In Wisconsin, which for weeks reported explosive growth, reports of new cases continued rising, but by 4% over the past two weeks. In Nebraska, which also saw runaway growth, the curve has flattened, with 1% growth. And in Illinois, which has averaged more than 10,000 cases per day, infection numbers have also leveled off, especially around Chicago.

“This is going to take weeks, not days,” Gov. J.B. Pritzker of Illinois said this week. “But is there a glimmer of hope? There is.”

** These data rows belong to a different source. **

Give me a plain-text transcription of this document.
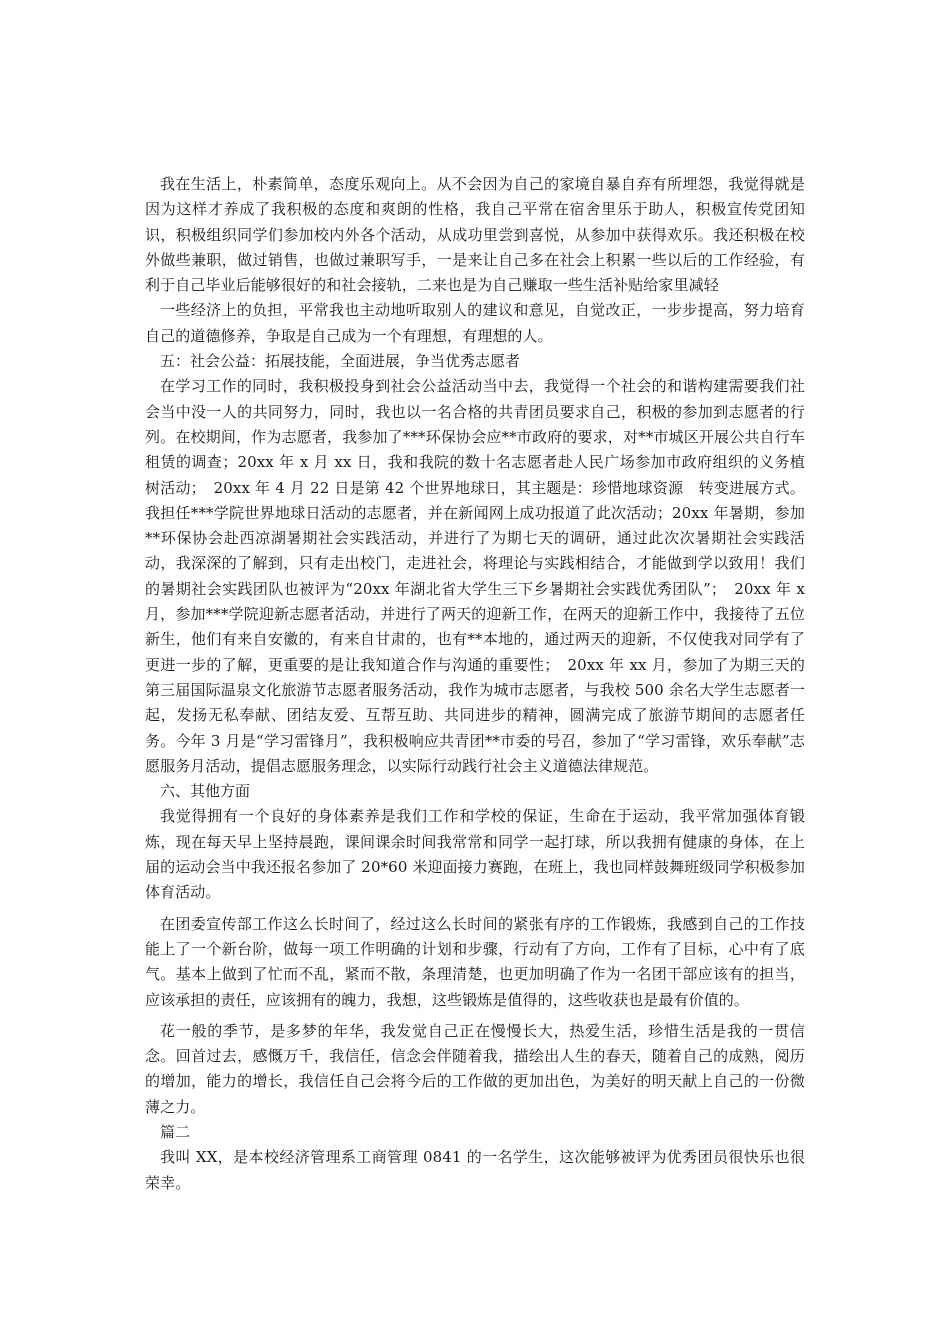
我在生活上，朴素简单，态度乐观向上。从不会因为自己的家境自暴自弃有所埋怨，我觉得就是因为这样才养成了我积极的态度和爽朗的性格，我自己平常在宿舍里乐于助人，积极宣传党团知识，积极组织同学们参加校内外各个活动，从成功里尝到喜悦，从参加中获得欢乐。我还积极在校外做些兼职，做过销售，也做过兼职写手，一是来让自己多在社会上积累一些以后的工作经验，有利于自己毕业后能够很好的和社会接轨，二来也是为自己赚取一些生活补贴给家里减轻

一些经济上的负担，平常我也主动地听取别人的建议和意见，自觉改正，一步步提高，努力培育自己的道德修养，争取是自己成为一个有理想，有理想的人。

五：社会公益：拓展技能，全面进展，争当优秀志愿者

在学习工作的同时，我积极投身到社会公益活动当中去，我觉得一个社会的和谐构建需要我们社会当中没一人的共同努力，同时，我也以一名合格的共青团员要求自己，积极的参加到志愿者的行列。在校期间，作为志愿者，我参加了***环保协会应**市政府的要求，对**市城区开展公共自行车租赁的调查；20xx 年 x 月 xx 日，我和我院的数十名志愿者赴人民广场参加市政府组织的义务植树活动；　20xx 年 4 月 22 日是第 42 个世界地球日，其主题是：珍惜地球资源　转变进展方式。我担任***学院世界地球日活动的志愿者，并在新闻网上成功报道了此次活动；20xx 年暑期，参加**环保协会赴西凉湖暑期社会实践活动，并进行了为期七天的调研，通过此次次暑期社会实践活动，我深深的了解到，只有走出校门，走进社会，将理论与实践相结合，才能做到学以致用！我们的暑期社会实践团队也被评为“20xx 年湖北省大学生三下乡暑期社会实践优秀团队”；　20xx 年 x 月，参加***学院迎新志愿者活动，并进行了两天的迎新工作，在两天的迎新工作中，我接待了五位新生，他们有来自安徽的，有来自甘肃的，也有**本地的，通过两天的迎新，不仅使我对同学有了更进一步的了解，更重要的是让我知道合作与沟通的重要性；　20xx 年 xx 月，参加了为期三天的第三届国际温泉文化旅游节志愿者服务活动，我作为城市志愿者，与我校 500 余名大学生志愿者一起，发扬无私奉献、团结友爱、互帮互助、共同进步的精神，圆满完成了旅游节期间的志愿者任务。今年 3 月是“学习雷锋月”，我积极响应共青团**市委的号召，参加了“学习雷锋，欢乐奉献”志愿服务月活动，提倡志愿服务理念，以实际行动践行社会主义道德法律规范。

六、其他方面

我觉得拥有一个良好的身体素养是我们工作和学校的保证，生命在于运动，我平常加强体育锻炼，现在每天早上坚持晨跑，课间课余时间我常常和同学一起打球，所以我拥有健康的身体，在上届的运动会当中我还报名参加了 20*60 米迎面接力赛跑，在班上，我也同样鼓舞班级同学积极参加体育活动。

在团委宣传部工作这么长时间了，经过这么长时间的紧张有序的工作锻炼，我感到自己的工作技能上了一个新台阶，做每一项工作明确的计划和步骤，行动有了方向，工作有了目标，心中有了底气。基本上做到了忙而不乱，紧而不散，条理清楚，也更加明确了作为一名团干部应该有的担当，应该承担的责任，应该拥有的魄力，我想，这些锻炼是值得的，这些收获也是最有价值的。

花一般的季节，是多梦的年华，我发觉自己正在慢慢长大，热爱生活，珍惜生活是我的一贯信念。回首过去，感慨万千，我信任，信念会伴随着我，描绘出人生的春天，随着自己的成熟，阅历的增加，能力的增长，我信任自己会将今后的工作做的更加出色，为美好的明天献上自己的一份微薄之力。

篇二

我叫 XX，是本校经济管理系工商管理 0841 的一名学生，这次能够被评为优秀团员很快乐也很荣幸。
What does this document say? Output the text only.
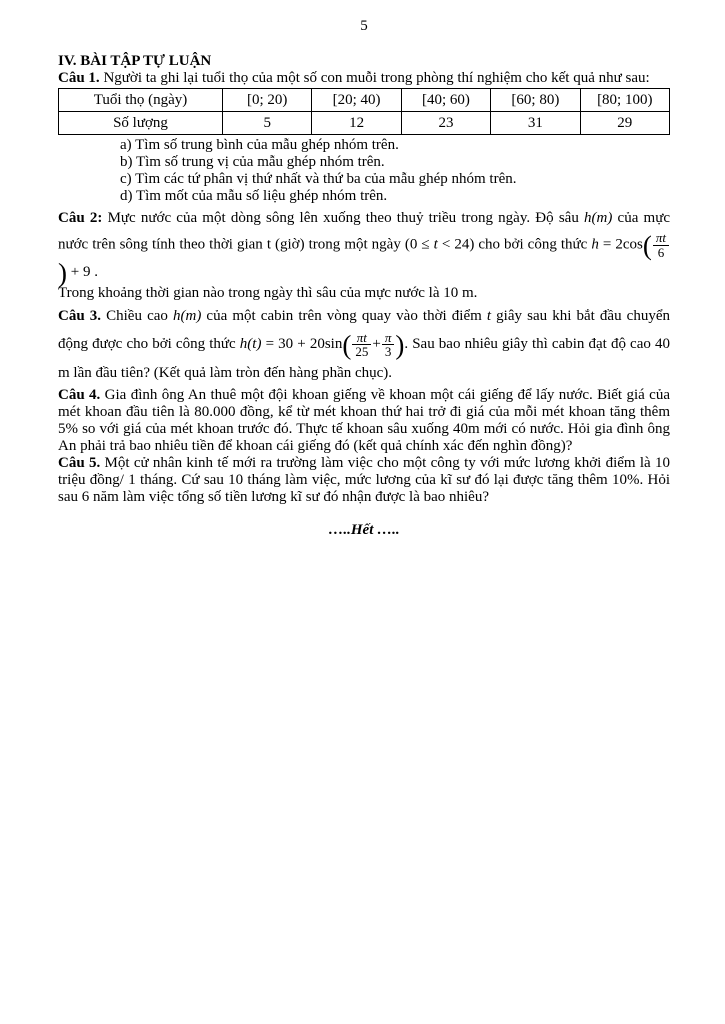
5
IV. BÀI TẬP TỰ LUẬN
Câu 1. Người ta ghi lại tuổi thọ của một số con muỗi trong phòng thí nghiệm cho kết quả như sau:
Tuổi thọ (ngày)	[0; 20)	[20; 40)	[40; 60)	[60; 80)	[80; 100)
Số lượng	5	12	23	31	29
a) Tìm số trung bình của mẫu ghép nhóm trên.
b) Tìm số trung vị của mẫu ghép nhóm trên.
c) Tìm các tứ phân vị thứ nhất và thứ ba của mẫu ghép nhóm trên.
d) Tìm mốt của mẫu số liệu ghép nhóm trên.
Câu 2: Mực nước của một dòng sông lên xuống theo thuỷ triều trong ngày. Độ sâu h(m) của mực nước trên sông tính theo thời gian t (giờ) trong một ngày (0 ≤ t < 24) cho bởi công thức $h = 2\cos( \frac{\pi t}{6}$
) + 9 .
Trong khoảng thời gian nào trong ngày thì sâu của mực nước là 10 m.
Câu 3. Chiều cao h(m) của một cabin trên vòng quay vào thời điểm t giây sau khi bắt đầu chuyển động được cho bởi công thức $h(t) = 30 + 20\sin( \frac{\pi t}{25} + \frac{\pi}{3}$ ). Sau bao nhiêu giây thì cabin đạt độ cao 40 m lần đầu tiên? (Kết quả làm tròn đến hàng phần chục).
Câu 4. Gia đình ông An thuê một đội khoan giếng về khoan một cái giếng để lấy nước. Biết giá của mét khoan đầu tiên là 80.000 đồng, kể từ mét khoan thứ hai trở đi giá của mỗi mét khoan tăng thêm 5% so với giá của mét khoan trước đó. Thực tế khoan sâu xuống 40m mới có nước. Hỏi gia đình ông An phải trả bao nhiêu tiền để khoan cái giếng đó (kết quả chính xác đến nghìn đồng)?
Câu 5. Một cử nhân kinh tế mới ra trường làm việc cho một công ty với mức lương khởi điểm là 10 triệu đồng/ 1 tháng. Cứ sau 10 tháng làm việc, mức lương của kĩ sư đó lại được tăng thêm 10%. Hỏi sau 6 năm làm việc tổng số tiền lương kĩ sư đó nhận được là bao nhiêu?
…..Hết …..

Any incrementa­l improvemen­ts in the Midwest has been more than offset by growing outbreaks elsewhere in the country. In Los Angeles County, where cases have soared past the levels seen this summer, to an average of more than 4,000 a day, restaurant­s can no longer offer indoor or outdoor dining starting Wednesday evening. Around Miami, reports of new cases have more than quadrupled since the start of October, although they remain below peak levels of July.

“We fully anticipate it’s going to increase, but we just want to do whatever we can to not get into the same position we were over the summer,” said Dr. Peter Paige, who was recently appointed the chief medical officer of MiamiDade County. “It’s a real threat.”

Epidemiolo­gists and public health officials around the country said the reason for resurging outbreaks could be explained by a simple variable: what people choose to do.

Dr. Debra Bogen, health director in Pittsburgh’s Allegheny County, told reporters last week that the fast-paced increase in local cases was fueled by people letting down their guard.

“The virus itself hasn’t changed — what has is our behavior,” Bogen said.